Identity theft: Woman's identity stolen by adoptive mother
At three months old, a woman was adopted into a new family.
“My adopted mother changed my name to her name,” she says.
Then one day, decades after the adoption, she got a call from a collection agency.
“Asking me to pay a credit bill. I asked her ‘What credit card bill?’ She told me the credit card she mailed me into Georgia. I said ‘I don’t live in Georgia. I live in Baltimore.’”
She checked her credit for the first time and says that wasn’t the only item she didn’t know about.
“Apartments in my name, gas and electric, cable, phone bills,” she says.
The woman says her adoptive mother, who lived in Georgia and had already been arrested for fraud, was stealing her identity to obtain credit.
“I’m an easy target. She has my birth certificate, my social security card. She has copies of everything and we have the same first, middle and last name.”
She filed a police report, signed an affidavit and took her mother to criminal court, but the Baltimore City state’s attorney dropped charges for technical reasons.
In many such cases, victim advocate Russell Butler says children of identity theft don’t find out until adulthood, making it difficult for justice to be served.
“It’s an easy crime to commit,” says Butler. “Hard crime to prosecute, especially for a child who may not find out until 18 years after it occurred.”
“It possibly could have happened when I was a minor, but your credit report only goes back a few years,” says the woman.
A new report shows child identity theft is a fast-growing crime with 142,000 identity fraud cases against minors each year.
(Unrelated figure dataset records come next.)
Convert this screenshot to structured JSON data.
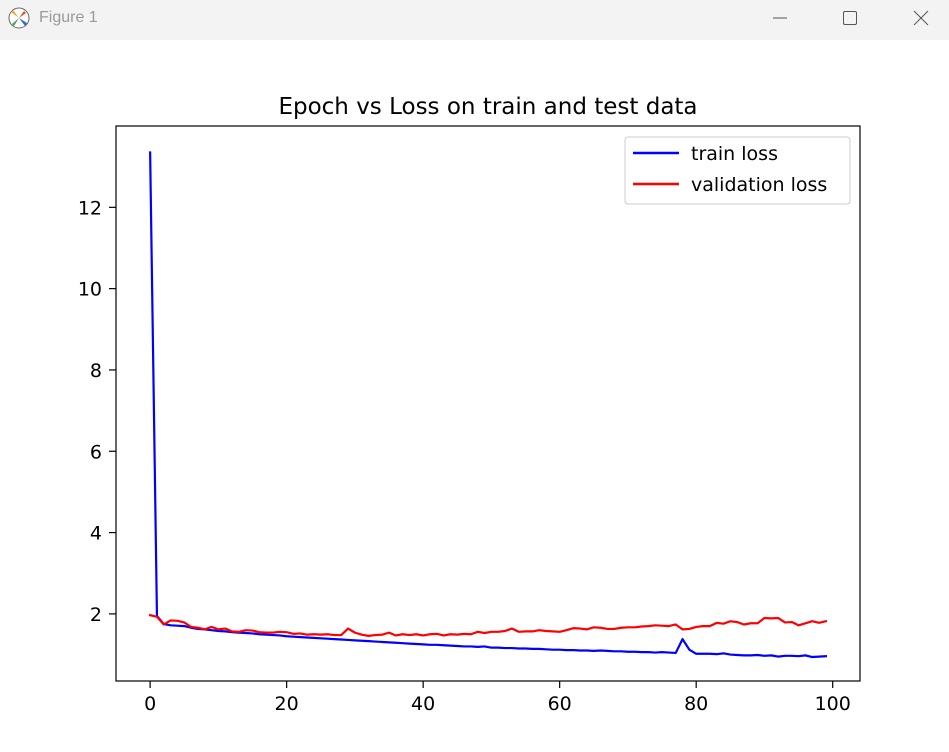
{
  "window": {
    "title": "Figure 1",
    "icons": {
      "app": "matplotlib-icon",
      "minimize": "minimize-icon",
      "maximize": "maximize-icon",
      "close": "close-icon"
    }
  },
  "chart_data": {
    "type": "line",
    "title": "Epoch vs Loss on train and test data",
    "xlabel": "",
    "ylabel": "",
    "xlim": [
      -5,
      104
    ],
    "ylim": [
      0.35,
      14.0
    ],
    "xticks": [
      0,
      20,
      40,
      60,
      80,
      100
    ],
    "yticks": [
      2,
      4,
      6,
      8,
      10,
      12
    ],
    "grid": false,
    "legend_position": "top-right",
    "x": [
      0,
      1,
      2,
      3,
      4,
      5,
      6,
      7,
      8,
      9,
      10,
      11,
      12,
      13,
      14,
      15,
      16,
      17,
      18,
      19,
      20,
      21,
      22,
      23,
      24,
      25,
      26,
      27,
      28,
      29,
      30,
      31,
      32,
      33,
      34,
      35,
      36,
      37,
      38,
      39,
      40,
      41,
      42,
      43,
      44,
      45,
      46,
      47,
      48,
      49,
      50,
      51,
      52,
      53,
      54,
      55,
      56,
      57,
      58,
      59,
      60,
      61,
      62,
      63,
      64,
      65,
      66,
      67,
      68,
      69,
      70,
      71,
      72,
      73,
      74,
      75,
      76,
      77,
      78,
      79,
      80,
      81,
      82,
      83,
      84,
      85,
      86,
      87,
      88,
      89,
      90,
      91,
      92,
      93,
      94,
      95,
      96,
      97,
      98,
      99
    ],
    "series": [
      {
        "name": "train loss",
        "color": "#0000ff",
        "values": [
          13.35,
          1.95,
          1.75,
          1.72,
          1.71,
          1.7,
          1.66,
          1.63,
          1.62,
          1.6,
          1.58,
          1.57,
          1.55,
          1.54,
          1.53,
          1.52,
          1.5,
          1.49,
          1.48,
          1.47,
          1.45,
          1.44,
          1.43,
          1.42,
          1.41,
          1.4,
          1.39,
          1.38,
          1.37,
          1.36,
          1.35,
          1.34,
          1.33,
          1.32,
          1.31,
          1.3,
          1.29,
          1.28,
          1.27,
          1.26,
          1.25,
          1.24,
          1.24,
          1.23,
          1.22,
          1.21,
          1.2,
          1.2,
          1.19,
          1.2,
          1.17,
          1.17,
          1.16,
          1.16,
          1.15,
          1.15,
          1.14,
          1.14,
          1.13,
          1.12,
          1.12,
          1.11,
          1.11,
          1.1,
          1.1,
          1.09,
          1.1,
          1.09,
          1.08,
          1.08,
          1.07,
          1.07,
          1.06,
          1.06,
          1.05,
          1.06,
          1.05,
          1.04,
          1.38,
          1.12,
          1.02,
          1.02,
          1.02,
          1.01,
          1.03,
          1.0,
          0.99,
          0.98,
          0.98,
          0.99,
          0.97,
          0.98,
          0.95,
          0.97,
          0.97,
          0.96,
          0.98,
          0.94,
          0.95,
          0.96
        ]
      },
      {
        "name": "validation loss",
        "color": "#ff0000",
        "values": [
          1.97,
          1.93,
          1.74,
          1.84,
          1.83,
          1.79,
          1.68,
          1.66,
          1.62,
          1.68,
          1.62,
          1.64,
          1.57,
          1.56,
          1.6,
          1.59,
          1.55,
          1.54,
          1.54,
          1.56,
          1.55,
          1.51,
          1.52,
          1.49,
          1.5,
          1.49,
          1.5,
          1.48,
          1.48,
          1.64,
          1.54,
          1.49,
          1.46,
          1.48,
          1.49,
          1.54,
          1.47,
          1.5,
          1.48,
          1.5,
          1.47,
          1.5,
          1.51,
          1.47,
          1.5,
          1.49,
          1.51,
          1.5,
          1.56,
          1.53,
          1.56,
          1.56,
          1.58,
          1.64,
          1.56,
          1.57,
          1.57,
          1.6,
          1.58,
          1.57,
          1.56,
          1.6,
          1.65,
          1.64,
          1.62,
          1.67,
          1.66,
          1.63,
          1.63,
          1.66,
          1.67,
          1.67,
          1.69,
          1.7,
          1.72,
          1.71,
          1.7,
          1.74,
          1.62,
          1.63,
          1.68,
          1.7,
          1.7,
          1.78,
          1.76,
          1.82,
          1.8,
          1.74,
          1.77,
          1.77,
          1.9,
          1.89,
          1.9,
          1.79,
          1.8,
          1.72,
          1.77,
          1.82,
          1.78,
          1.82
        ]
      }
    ]
  }
}
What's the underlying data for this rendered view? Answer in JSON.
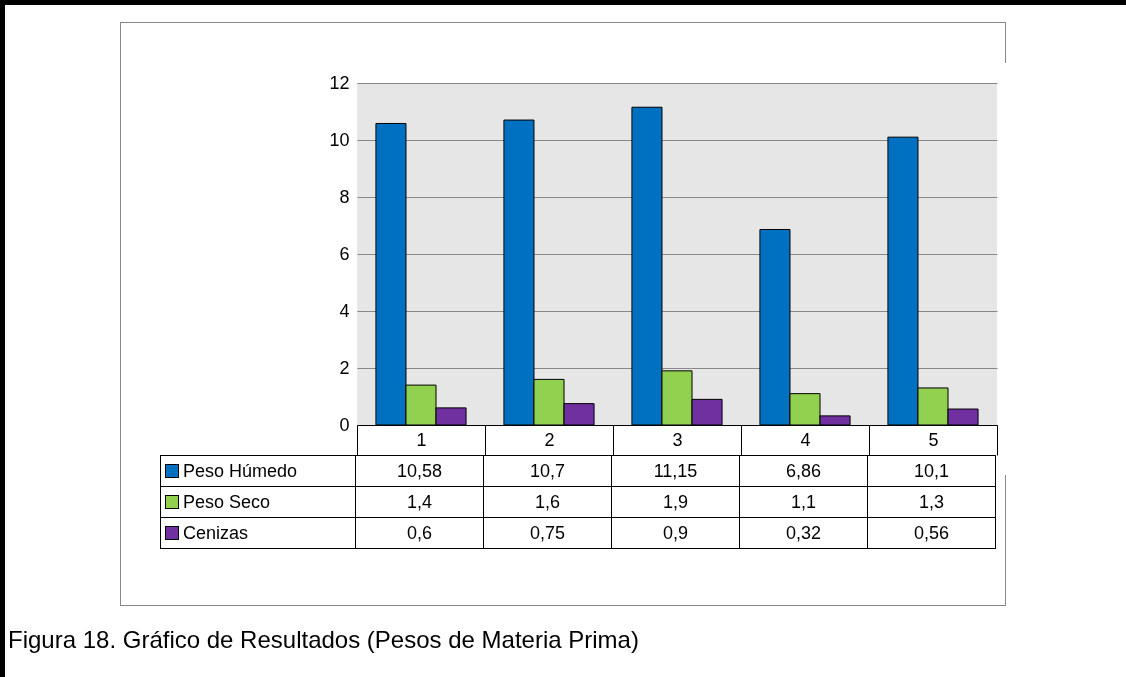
{
  "chart_data": {
    "type": "bar",
    "categories": [
      "1",
      "2",
      "3",
      "4",
      "5"
    ],
    "series": [
      {
        "name": "Peso Húmedo",
        "color": "#0070c0",
        "values": [
          10.58,
          10.7,
          11.15,
          6.86,
          10.1
        ],
        "value_labels": [
          "10,58",
          "10,7",
          "11,15",
          "6,86",
          "10,1"
        ]
      },
      {
        "name": "Peso Seco",
        "color": "#92d050",
        "values": [
          1.4,
          1.6,
          1.9,
          1.1,
          1.3
        ],
        "value_labels": [
          "1,4",
          "1,6",
          "1,9",
          "1,1",
          "1,3"
        ]
      },
      {
        "name": "Cenizas",
        "color": "#7030a0",
        "values": [
          0.6,
          0.75,
          0.9,
          0.32,
          0.56
        ],
        "value_labels": [
          "0,6",
          "0,75",
          "0,9",
          "0,32",
          "0,56"
        ]
      }
    ],
    "ylim": [
      0,
      12
    ],
    "yticks": [
      0,
      2,
      4,
      6,
      8,
      10,
      12
    ],
    "grid": "y",
    "legend": "bottom",
    "annotations": [
      "Figura 18. Gráfico de Resultados (Pesos de Materia Prima)"
    ]
  }
}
AllClear ID says the percentage of victims under the age of five doubled this year and children are 35 times more likely to become victims than adults.
“You can be a victim like me and not know it.”
While the woman didn’t get the outcome she was hoping for in court, she’s still fighting to clear her credit.
“Only three things taken off, Verizon, cable bill and energy. I’m still fighting for the other things.”
Experts warn once a child’s social security number is used for fraud, there could be multiple people using it. In one case in particular, six thieves were using one child’s social security number.